Lori Berenson and SalvadorLori Berenson is the 40-year-old American activist who has spent most of the last 15 years in a Peruvian prison for terrorist collaboration. She was paroled in May 2010, but was arrested today after a criminal appeals court revoked her parole. Berenson will return to prison.
Berenson's name has popped up in the news over the past 15 years because there's long been a campaign to free her (The Committee to Free Lori Berenson) declaring she was falsely accused (her mom Rhoda wrote a book called "Lori: My Daughter Wrongfully Imprisoned in Peru").
In fact, pressure from her family and the American government was so intense that Lori's conviction for treason and her life sentence were overturned. She was then convicted of collaboration and sentenced to 20 years.
That's all well and good and I don't know if Berenson is innocent or guilty of hanging with the Tupac Amaru Revolutionary Movement. I suspect she's a little of both. It's an incredibly complicated case for many reasons, and I've certainly felt for her and her family over the years.
Today though, I'm not really feeling it for Berenson. But it has nothing to do with her "wrongful incarceration," and everything to do with the bit of info that has been screaming out at me from every article I've read about her today: She's taking her 15-month-old son Salvador back to prison with her.
And if you know anything of Berenson's story you know she hasn't been bunking at a Bernie Madoff country club prison.
The life-threatening conditions of the prisons at which Lori has been held over the past 15 years have always been front and center in any news story about her. She's been in around 5 or 6 and they all sound like hell.
The prison conditions she has endured are also well-documented on her website:
"Lori was confined for nearly three years at Yanamayo Maximum Security Military Prison in Puno at an altitude of 12,700 feet where the harsh climate, lack of heat, thin air, limited exercise, and poor food led to numerous medical problems. From October 1998 through August 2000, Lori was held at Socabaya Prison in Arequipa at a height of 7,600 feet where the climate was somewhat better, but where she spent much of the time in isolation, cut off from contact with the general prison population. On August 31, 2000, she was moved to the Santa Monica de Chorrillos Prison in Lima for her civilian trial. Prison conditions improved dramatically under the interim Paniagua government following the departure of the disgraced ex- President Fujimori. However, recently there has been a regression in the respect for fundamental human rights of political prisoners. On December 21, 2001, at 3 a.m. security units wielding clubs and spraying tear gas, brutally attacked the cellblock where Lori and 17 others were sleeping. All the women were beaten, tear gassed and sexually molested. Lori and one other prisoner were dragged from their third floor cells, taken in nightclothes, hundreds of miles to the north to two separate prisons. Lori is now held at Huacariz Prison in Cajamarca at an altitude of 9,000 feet but to date has not suffered further adverse effects of the altitude. The Peruvian government "hid" the brutality when the Justice Minister publicly said the moves were normal and that prisoners were not abused."

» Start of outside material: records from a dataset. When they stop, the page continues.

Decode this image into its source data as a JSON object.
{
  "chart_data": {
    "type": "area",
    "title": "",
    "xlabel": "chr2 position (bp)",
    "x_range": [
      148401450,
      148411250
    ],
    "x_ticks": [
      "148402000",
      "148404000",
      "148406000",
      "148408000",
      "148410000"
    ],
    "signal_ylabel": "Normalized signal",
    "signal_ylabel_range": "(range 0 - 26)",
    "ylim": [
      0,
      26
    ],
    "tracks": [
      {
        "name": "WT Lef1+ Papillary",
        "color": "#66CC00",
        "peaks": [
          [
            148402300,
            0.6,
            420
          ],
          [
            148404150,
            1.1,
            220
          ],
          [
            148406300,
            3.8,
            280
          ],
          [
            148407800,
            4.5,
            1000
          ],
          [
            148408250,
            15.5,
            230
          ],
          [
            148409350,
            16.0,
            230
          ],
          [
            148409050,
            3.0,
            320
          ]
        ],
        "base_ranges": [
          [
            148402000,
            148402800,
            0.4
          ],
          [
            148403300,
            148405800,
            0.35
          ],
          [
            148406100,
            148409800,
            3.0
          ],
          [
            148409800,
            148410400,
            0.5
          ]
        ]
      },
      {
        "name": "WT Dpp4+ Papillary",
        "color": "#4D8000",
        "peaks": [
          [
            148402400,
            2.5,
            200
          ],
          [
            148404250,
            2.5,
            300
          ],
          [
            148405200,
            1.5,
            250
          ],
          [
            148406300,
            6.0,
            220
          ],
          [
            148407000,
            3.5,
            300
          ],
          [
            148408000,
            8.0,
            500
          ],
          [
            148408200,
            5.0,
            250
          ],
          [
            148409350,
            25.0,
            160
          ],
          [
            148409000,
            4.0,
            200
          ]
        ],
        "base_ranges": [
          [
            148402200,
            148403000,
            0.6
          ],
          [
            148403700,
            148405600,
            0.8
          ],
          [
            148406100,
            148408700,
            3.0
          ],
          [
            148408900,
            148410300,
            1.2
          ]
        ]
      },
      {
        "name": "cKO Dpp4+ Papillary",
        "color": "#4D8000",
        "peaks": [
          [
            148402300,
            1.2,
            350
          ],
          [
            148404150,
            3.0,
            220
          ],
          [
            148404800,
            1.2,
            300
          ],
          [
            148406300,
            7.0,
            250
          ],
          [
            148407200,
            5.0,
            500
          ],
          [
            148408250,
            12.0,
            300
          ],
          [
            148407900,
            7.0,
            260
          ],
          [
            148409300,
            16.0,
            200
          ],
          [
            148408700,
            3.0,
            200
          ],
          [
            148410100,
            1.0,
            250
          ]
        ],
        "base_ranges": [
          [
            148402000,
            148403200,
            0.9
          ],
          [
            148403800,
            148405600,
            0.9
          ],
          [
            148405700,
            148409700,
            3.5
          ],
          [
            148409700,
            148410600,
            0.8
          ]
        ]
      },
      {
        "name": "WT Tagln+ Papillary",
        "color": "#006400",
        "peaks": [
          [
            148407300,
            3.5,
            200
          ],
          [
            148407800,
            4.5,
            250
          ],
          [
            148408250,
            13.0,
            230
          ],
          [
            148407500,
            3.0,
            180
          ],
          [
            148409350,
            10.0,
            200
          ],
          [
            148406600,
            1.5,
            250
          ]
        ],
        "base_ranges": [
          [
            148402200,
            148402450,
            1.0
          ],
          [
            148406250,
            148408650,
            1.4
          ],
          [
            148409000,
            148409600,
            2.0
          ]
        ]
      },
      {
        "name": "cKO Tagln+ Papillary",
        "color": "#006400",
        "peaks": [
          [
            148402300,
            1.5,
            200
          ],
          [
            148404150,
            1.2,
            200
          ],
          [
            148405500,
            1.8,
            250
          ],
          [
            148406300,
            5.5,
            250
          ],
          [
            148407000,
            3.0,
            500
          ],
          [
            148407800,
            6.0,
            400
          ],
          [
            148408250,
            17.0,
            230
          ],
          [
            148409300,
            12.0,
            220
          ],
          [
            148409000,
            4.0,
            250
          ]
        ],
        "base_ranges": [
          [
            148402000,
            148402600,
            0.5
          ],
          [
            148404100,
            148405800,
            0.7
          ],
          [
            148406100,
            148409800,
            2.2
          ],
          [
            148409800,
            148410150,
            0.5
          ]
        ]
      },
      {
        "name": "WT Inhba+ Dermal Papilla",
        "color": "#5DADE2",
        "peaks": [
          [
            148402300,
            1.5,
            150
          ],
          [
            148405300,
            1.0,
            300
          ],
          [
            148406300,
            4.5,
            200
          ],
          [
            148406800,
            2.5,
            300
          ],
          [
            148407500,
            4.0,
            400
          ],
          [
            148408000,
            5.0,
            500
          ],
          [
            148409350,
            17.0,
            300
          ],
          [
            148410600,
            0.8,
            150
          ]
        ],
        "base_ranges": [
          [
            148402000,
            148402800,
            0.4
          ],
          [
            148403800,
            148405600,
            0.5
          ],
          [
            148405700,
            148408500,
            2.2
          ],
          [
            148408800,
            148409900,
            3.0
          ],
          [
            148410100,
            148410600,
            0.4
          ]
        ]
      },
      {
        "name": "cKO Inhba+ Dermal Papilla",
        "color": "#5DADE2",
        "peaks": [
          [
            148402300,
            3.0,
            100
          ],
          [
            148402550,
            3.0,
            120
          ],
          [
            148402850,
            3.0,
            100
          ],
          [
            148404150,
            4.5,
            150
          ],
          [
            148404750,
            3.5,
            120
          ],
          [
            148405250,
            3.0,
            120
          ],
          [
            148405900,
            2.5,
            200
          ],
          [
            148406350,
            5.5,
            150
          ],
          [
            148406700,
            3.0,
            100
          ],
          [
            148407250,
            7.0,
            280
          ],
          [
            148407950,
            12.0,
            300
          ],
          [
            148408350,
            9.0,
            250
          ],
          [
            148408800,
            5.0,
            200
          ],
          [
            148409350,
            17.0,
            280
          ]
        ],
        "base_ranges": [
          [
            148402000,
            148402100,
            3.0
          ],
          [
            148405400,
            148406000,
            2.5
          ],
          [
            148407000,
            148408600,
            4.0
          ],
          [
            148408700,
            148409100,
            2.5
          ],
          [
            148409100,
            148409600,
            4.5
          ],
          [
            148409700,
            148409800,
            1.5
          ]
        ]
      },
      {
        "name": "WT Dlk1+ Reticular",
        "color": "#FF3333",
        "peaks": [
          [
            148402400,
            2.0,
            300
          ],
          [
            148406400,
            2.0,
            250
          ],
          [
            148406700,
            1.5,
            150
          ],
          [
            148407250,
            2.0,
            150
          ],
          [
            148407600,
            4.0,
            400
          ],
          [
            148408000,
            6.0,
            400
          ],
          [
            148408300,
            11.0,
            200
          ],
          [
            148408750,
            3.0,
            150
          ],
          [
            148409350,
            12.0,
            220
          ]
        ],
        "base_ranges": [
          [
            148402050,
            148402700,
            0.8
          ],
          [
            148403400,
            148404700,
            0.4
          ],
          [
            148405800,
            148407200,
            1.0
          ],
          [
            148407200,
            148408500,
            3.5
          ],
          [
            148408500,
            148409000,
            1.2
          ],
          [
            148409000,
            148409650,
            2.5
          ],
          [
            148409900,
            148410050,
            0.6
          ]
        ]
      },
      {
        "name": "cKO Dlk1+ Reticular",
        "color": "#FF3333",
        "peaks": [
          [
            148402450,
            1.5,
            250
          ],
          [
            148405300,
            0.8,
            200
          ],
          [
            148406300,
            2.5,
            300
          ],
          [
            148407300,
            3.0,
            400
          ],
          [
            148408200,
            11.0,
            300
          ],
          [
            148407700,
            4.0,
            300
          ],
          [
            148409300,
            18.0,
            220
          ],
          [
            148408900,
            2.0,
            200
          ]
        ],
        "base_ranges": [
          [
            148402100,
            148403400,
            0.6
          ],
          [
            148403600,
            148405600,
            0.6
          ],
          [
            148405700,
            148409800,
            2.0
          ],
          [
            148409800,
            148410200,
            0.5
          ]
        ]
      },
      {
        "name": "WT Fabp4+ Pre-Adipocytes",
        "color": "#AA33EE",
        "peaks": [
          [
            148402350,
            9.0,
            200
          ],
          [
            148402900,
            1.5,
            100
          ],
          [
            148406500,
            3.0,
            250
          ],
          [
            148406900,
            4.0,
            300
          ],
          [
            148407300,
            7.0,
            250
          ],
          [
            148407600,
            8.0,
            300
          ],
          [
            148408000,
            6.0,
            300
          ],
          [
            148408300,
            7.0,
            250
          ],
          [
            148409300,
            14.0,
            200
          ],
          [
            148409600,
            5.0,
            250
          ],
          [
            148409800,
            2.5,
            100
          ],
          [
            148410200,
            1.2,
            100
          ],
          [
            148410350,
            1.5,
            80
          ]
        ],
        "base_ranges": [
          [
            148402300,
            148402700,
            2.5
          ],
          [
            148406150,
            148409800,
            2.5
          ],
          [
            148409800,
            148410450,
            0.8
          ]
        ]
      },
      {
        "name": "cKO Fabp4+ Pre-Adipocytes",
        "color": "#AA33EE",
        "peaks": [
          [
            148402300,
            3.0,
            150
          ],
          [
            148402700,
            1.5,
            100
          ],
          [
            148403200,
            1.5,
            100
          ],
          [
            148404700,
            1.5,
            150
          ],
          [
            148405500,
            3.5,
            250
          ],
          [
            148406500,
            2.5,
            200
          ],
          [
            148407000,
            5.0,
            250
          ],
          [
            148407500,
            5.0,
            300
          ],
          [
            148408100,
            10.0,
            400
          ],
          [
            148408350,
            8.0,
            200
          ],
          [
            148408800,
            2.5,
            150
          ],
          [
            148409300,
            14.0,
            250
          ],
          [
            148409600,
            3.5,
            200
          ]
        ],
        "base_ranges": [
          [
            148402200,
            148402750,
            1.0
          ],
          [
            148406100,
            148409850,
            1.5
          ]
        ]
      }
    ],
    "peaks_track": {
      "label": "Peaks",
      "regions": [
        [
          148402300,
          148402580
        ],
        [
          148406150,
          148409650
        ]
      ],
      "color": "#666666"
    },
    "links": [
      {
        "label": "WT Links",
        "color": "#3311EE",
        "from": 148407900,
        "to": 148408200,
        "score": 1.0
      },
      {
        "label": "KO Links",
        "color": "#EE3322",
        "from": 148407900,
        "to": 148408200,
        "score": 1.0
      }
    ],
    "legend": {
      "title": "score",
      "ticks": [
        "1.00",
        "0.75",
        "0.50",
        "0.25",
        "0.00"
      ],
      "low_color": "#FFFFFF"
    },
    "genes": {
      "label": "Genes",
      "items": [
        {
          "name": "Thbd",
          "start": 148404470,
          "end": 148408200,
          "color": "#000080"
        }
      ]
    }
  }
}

Is it just me or does that not sound like the best place for a 15-month-old?
Every mother wants to raise her child and Lori is no exception. In her statement before the appeals court that revoked her parole, she said:
And more than that, I have a child, a 15-month-old son and he is a child I would like to be close to, like any mother. I would like to bring up my son – I want him to be a good man. That is my aspiration. Since I my release that is what I am doing. That is what I am working for. I have to raise a child. I need to live. I am working. I am studying, and I am trying to live like a normal person with my family — my parents, my son and the godmother of my son. That is what I am doing.
Lori likely (and maybe justly) feels that 15 years of her life have been stolen from her and she wants to grasp at any bit of happiness that she can get. I understand that. And I understand that oftentimes the best place for a child is with its mother.
But I don't understand how any mother could think that a Peruvian prison with such dire conditions is the best place for a 15-month-old baby.
I hope there's something I'm missing.